While anglers with a valid fishing license are certainly allowed to keep their limit of steelhead, we at Sport Fish Michigan like to practice catch and release whenever we can. Many of these fish can successfully spawn, and are not reliant on stocking programs. For this reason, releasing spawning fish is crucial in helping to maintain our steelhead fisheries for years to come.
Good luck out there, we hope to see you on the water!
Spring is here! With all the ice gradually melting, open water fishing on most inland lakes is in full swing and Grand Traverse Bay is open for some great fishing opportunities, as well. Listed below is brief description of what techniques and tips Sport Fish Michigan has to offer anglers when hitting the water over the course of the next month.
Inland lake fishing for perch has been very good, and this is an awesome time of year to take advantage of big fish and large schools. Most fish can be found feeding in 38-50 feet of water adjacent to steeper drop-offs and weed-covered flats. If you are lucky enough to find perch minnows at your local bait shop, this will help yield the best action when targeting perch. The fish tend to move this time of year as they are actively spawning and transitioning from deeper to shallower water. Make sure to use a Minn Kota Motors I-Pilot or back trolling technique, as using an anchor can spook the school, forcing them to move.

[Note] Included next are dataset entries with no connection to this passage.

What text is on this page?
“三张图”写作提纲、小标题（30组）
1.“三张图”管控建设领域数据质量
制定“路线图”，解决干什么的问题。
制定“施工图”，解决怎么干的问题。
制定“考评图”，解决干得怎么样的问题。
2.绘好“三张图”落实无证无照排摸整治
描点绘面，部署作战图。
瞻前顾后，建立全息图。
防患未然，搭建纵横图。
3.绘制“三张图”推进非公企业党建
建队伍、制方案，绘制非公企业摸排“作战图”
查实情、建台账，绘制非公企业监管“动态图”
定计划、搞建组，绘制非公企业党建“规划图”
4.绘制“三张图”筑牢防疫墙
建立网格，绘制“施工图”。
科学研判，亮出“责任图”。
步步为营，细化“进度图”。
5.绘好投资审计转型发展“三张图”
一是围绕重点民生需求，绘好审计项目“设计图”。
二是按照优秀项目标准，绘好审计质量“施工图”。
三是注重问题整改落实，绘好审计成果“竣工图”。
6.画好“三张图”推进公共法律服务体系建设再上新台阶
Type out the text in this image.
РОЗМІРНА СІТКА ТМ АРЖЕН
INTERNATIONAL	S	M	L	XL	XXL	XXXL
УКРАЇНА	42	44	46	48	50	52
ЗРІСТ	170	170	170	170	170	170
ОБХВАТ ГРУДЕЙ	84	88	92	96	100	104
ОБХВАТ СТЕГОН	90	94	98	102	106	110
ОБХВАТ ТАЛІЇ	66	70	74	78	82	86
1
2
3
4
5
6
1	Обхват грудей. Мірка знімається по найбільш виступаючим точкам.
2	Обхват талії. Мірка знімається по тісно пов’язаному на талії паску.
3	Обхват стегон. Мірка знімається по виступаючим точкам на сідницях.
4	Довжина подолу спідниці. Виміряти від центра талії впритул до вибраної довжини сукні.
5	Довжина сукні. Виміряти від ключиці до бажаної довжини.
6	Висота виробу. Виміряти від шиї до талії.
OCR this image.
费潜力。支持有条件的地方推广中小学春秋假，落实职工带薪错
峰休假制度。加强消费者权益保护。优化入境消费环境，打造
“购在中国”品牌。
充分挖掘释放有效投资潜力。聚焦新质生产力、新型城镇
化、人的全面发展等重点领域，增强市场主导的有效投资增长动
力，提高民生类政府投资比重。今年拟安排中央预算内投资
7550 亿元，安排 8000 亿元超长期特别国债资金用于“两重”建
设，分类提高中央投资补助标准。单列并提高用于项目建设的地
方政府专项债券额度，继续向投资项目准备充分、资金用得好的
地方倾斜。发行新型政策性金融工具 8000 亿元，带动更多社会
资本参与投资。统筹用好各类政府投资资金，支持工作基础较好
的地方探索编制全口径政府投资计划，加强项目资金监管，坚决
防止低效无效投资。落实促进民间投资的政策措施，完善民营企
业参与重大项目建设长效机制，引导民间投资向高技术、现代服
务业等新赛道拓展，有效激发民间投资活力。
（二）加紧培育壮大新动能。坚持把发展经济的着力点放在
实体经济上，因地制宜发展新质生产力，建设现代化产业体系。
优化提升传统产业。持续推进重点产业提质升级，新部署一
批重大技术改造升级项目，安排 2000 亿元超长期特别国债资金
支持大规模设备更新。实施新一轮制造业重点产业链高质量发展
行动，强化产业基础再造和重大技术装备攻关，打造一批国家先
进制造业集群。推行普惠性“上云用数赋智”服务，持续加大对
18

Grand Traverse Bay has been fishing very well this March and will only continue to heat up for several species. Lake trout and cisco fishing is incredible this time of year. Utilizing good, effective electronics, and successfully anchoring on top of large schools will bring the most success. This time of the year, jigging spoons and blade baits are key, fish are constantly moving, in search for alewife, gobies, and other baitfish in the warming water. 50-100 feet of water is a great place to start, this is usually a key area to find both species, however don’t be afraid to check shallower as the water warms, as most of the baitfish and insect life will be gathering around the warmer rocks and weed cover. And if all else fails, deep waters of 150 feet or even more will almost always hold fish. These deeper fish may not be the actively feeding fish that cruise the shallower waters, but can often be tempted with a good jig.
Traverse City, Frankfort, Leland, and Manistee offer some excellent shallow water trolling opportunities on Lake Michigan for brown trout, steelhead, and even the occasional lake trout. Anglers will have great success trolling body baits on in-line planer boards in 8-15 feet of water. Locating stained water areas and gradual temperature breaks will help pinpoint where feeding fish are located. Browns tend to congregate in the water that has the least amount of visibility and the warmest temperature. Don’t be afraid to fish very close to the shoreline, the inside trough can be very productive this time of year!
Good luck and see you on the water!
River Report: The Big Manistee is starting to loosen up some of its icy grip, and this has both anglers and steelhead moving about. A recent trip saw several nice adult steelhead come boat side, including some bright fresh fish. Several nice brown trout were also caught, mixed in with some skipper steelhead. With the gradual warmup, the snow and ice is melting at a nice pace, without blowing out the river, as was the concern with all of the snow we’ve had this winter. The sun is out, the temperatures are warming, and spirits are high. There is a little stain to the water, with the snow and ice melt, but visibility is near perfect for good steelhead conditions on the Manistee.
Other area rivers are beginning to thaw out as well, and anglers are starting to see some decent steelhead action on those rivers as well.